Hip-hop and graffiti meet rural Iowa at Middle of Nowhere fest
Why it matters: The Middle of Nowhere Rural Art & Music Festival showcases music and art, spotlighting the growing diversity in Iowa's often overlooked small towns.
State of play: Huxley artist Siriaco "Siricasso" Garcia launched the festival last year in Madrid, Iowa, at The Cellar Winery.
Siricasso is known for his murals and arts advocacy across the state, including at Hoover High School and Highland Park. He recently won the governor's emerging arts leader award.
How it started: Siricasso worked as an artist in Ames with his wife and kids, but in the city, he found himself "begging" for mural art projects to do.
His turning point was when the furnace went out in their mobile home four years ago and it was so cold, the walls started icing over. They moved to Huxley for more affordable housing.

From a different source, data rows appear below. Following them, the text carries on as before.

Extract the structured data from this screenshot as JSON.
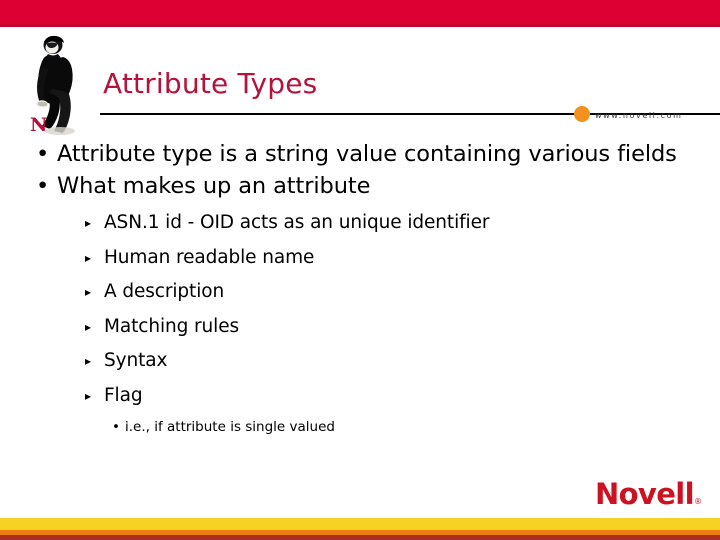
{
  "slide": {
    "title": "Attribute Types",
    "url_label": "www.novell.com",
    "brand": "Novell",
    "brand_reg": "®",
    "logo_letter": "N"
  },
  "colors": {
    "top_band": "#dd0033",
    "top_band_edge": "#c30230",
    "title": "#b5123c",
    "url_dot": "#f5921e",
    "brand": "#cc1122",
    "band_yellow": "#f5d223",
    "band_orange": "#ef7d11",
    "band_darkred": "#a83020",
    "body_text": "#000000"
  },
  "markers": {
    "level1": "•",
    "level2": "▸",
    "level3": "•"
  },
  "content": {
    "level1": [
      "Attribute type is a string value containing various fields",
      "What makes up an attribute"
    ],
    "level2": [
      "ASN.1 id - OID acts as an unique identifier",
      "Human readable name",
      "A description",
      "Matching rules",
      "Syntax",
      "Flag"
    ],
    "level3": [
      "i.e., if attribute is single valued"
    ]
  }
}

Within a year in Huxley — a town of 4,600 people — he'd gotten four mural opportunities.
"They showed a lot of love," he says.
Details: His art pays homage to Chicano aesthetics, utilizing bold lines and many of the cartoons he grew up with in the '90s.
State of play: Siricasso has now painted more than 40 murals in Iowa and works as a full-time artist, regularly booking jobs across the state.
He intended the Middle of Nowhere festival to be a way to help people of color in rural areas feel connected. But he also wanted to encourage people in cities like Des Moines to open up and go somewhere they normally wouldn't go.
"When you think of rural, you don't think of hip-hop or graffiti — you think of just like country, folk, stuff like that," Siricasso says. "We're bringing that out there and letting people know that we're now here."